Patients admitted to the hospital stay on the primary ward, where they are kept in close proximity to each other. Patient areas have narrow beds and IV poles as they do in the United States, but family members often bring their own bedding. Each bed also has a mosquito net overhead, which is let down at night and tied in a knot above the bed during the day.
Another contrast with Western hospitals: Much of a patient’s nonmedical care is handled by family members. “The family member takes care of bathing and feeding and also gets the medication,” said Beattie. “It’s a cultural thing — the idea that a family member is going to take better care of you than a stranger. It’s seen throughout that part of the world.”

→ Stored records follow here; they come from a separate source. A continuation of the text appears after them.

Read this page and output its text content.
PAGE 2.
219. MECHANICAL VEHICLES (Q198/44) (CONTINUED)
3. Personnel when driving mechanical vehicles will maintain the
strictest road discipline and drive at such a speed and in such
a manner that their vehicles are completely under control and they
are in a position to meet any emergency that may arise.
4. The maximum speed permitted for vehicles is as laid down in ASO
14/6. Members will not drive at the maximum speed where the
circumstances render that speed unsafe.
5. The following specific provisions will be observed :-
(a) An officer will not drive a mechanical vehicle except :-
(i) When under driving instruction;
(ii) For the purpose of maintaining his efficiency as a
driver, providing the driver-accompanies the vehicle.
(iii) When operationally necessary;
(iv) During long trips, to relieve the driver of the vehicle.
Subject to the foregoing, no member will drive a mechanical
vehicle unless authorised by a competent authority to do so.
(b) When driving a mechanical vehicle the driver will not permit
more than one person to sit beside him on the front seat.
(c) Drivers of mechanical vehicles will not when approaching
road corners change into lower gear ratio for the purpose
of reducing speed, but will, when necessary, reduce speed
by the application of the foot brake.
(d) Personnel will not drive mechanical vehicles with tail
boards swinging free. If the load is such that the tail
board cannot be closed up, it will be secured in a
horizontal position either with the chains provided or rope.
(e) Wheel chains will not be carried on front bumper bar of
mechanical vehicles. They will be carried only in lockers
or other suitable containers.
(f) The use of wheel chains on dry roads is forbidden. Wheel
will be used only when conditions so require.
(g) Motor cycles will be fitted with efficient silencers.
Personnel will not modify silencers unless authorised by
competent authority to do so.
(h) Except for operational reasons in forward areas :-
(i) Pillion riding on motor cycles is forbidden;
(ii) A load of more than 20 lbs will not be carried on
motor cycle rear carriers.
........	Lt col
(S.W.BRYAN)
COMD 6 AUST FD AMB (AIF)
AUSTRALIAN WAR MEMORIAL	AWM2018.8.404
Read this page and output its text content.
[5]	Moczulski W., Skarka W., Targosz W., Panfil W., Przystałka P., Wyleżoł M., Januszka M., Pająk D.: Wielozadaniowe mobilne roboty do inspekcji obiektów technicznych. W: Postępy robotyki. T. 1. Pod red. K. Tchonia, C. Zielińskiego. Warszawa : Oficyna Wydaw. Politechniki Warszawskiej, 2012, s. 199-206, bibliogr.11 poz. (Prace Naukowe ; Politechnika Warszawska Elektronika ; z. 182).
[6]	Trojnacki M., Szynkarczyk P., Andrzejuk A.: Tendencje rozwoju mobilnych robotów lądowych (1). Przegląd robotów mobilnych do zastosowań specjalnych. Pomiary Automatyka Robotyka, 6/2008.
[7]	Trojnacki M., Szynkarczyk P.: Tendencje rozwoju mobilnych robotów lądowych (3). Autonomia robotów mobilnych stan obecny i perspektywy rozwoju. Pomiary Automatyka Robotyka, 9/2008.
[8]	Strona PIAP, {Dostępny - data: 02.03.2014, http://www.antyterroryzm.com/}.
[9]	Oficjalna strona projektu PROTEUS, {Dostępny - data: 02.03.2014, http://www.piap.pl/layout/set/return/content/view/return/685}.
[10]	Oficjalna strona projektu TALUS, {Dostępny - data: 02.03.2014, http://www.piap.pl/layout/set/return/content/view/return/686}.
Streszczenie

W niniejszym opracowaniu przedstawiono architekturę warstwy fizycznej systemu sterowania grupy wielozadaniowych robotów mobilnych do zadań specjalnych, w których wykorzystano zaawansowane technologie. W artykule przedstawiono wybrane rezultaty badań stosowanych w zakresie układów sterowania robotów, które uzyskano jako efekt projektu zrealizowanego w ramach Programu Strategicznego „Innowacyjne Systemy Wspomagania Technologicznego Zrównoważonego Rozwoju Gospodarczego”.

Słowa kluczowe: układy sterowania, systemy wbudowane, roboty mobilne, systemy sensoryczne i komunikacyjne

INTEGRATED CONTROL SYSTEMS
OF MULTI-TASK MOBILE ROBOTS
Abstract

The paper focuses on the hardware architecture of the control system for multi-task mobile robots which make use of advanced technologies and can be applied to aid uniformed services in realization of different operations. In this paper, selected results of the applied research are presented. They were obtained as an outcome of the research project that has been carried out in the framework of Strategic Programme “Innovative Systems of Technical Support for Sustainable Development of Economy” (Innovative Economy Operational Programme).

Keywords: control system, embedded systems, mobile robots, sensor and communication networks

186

The aforementioned patient was a 57-year-old Rwandan female. In addition to her scars, she suffered from asthma, chronic pain, chills, cough, fever, and shortness of breath. Her asthma was controlled with medication, and the pain was due to another old injury. With the help of a translator, Beattie took a complete history and conducted a physical exam. Afterward, routine labs and imaging tests were ordered by the Rwandan clinical staff who were working under the supervision of a U.S. attending physician. The initial diagnosis was pleural effusion (a buildup of fluid between the tissues that line the lungs and chest), due to either pneumonia or cancer.
Given the patient’s lack of response to antibiotics, the laboratory findings, and the overall clinical picture, the team concluded that her symptoms were likely due to a malignancy and that she would benefit from a chest CT scan and referral to a specialist. But while Rwanda’s public insurance system — which costs $5 per year in U.S. dollars — gets patients in the hospital door, it does not cover a majority of imaging and laboratory tests such as CT scans. “Almost all payment for imaging and labs is out of pocket,” said Beattie. “The family would have been unable to afford a CT scan.”
At the end of his rotation, the patient was still in the process of trying to secure funds to pay for a chest CT scan. Given her age and the cost of care, it’s unclear what the patient would do with the results even if she had been able to afford testing, noted Beattie.
Despite its limitations, the health care in Kigali was excellent, said Beattie. “What was most surprising was the quality of healthcare with such limited resources,” he said, noting that’s due in large part to the fact that clinicians have been well trained in the Western model and have access to many of the same journals and websites as U.S. providers. “They were already very knowledgeable,” said Beattie. “The deficit comes in critical thinking in using that knowledge.” In addition to his role as a student on the team, he taught classes to the medical students and resident physicians, including one on how to conduct a neurological exam on a comatose patient.
Another eye-opener was the issue of cost and how it affects care. Since patients pay for tests and imaging out of pocket, the cost of each test is factored into medical decision-making. “Rwandan clinicians have a profound working knowledge of various sensitivities and specificities of the tests they order. There you would only see a couple of tests run because patients have to pay for it,” said Beattie. This perspective has already influenced how Beattie thinks about medical management and cost-effectiveness.
Key to his experience, and that of other PAs who might consider a rotation abroad, is having an open mind, said Beattie. “I would recommend it to PA students who have an interest in international medicine but who are also willing to leave judgment at the door and take from it what they can.
“Training in Rwanda was one of the highlights of my training at Yale,” he added.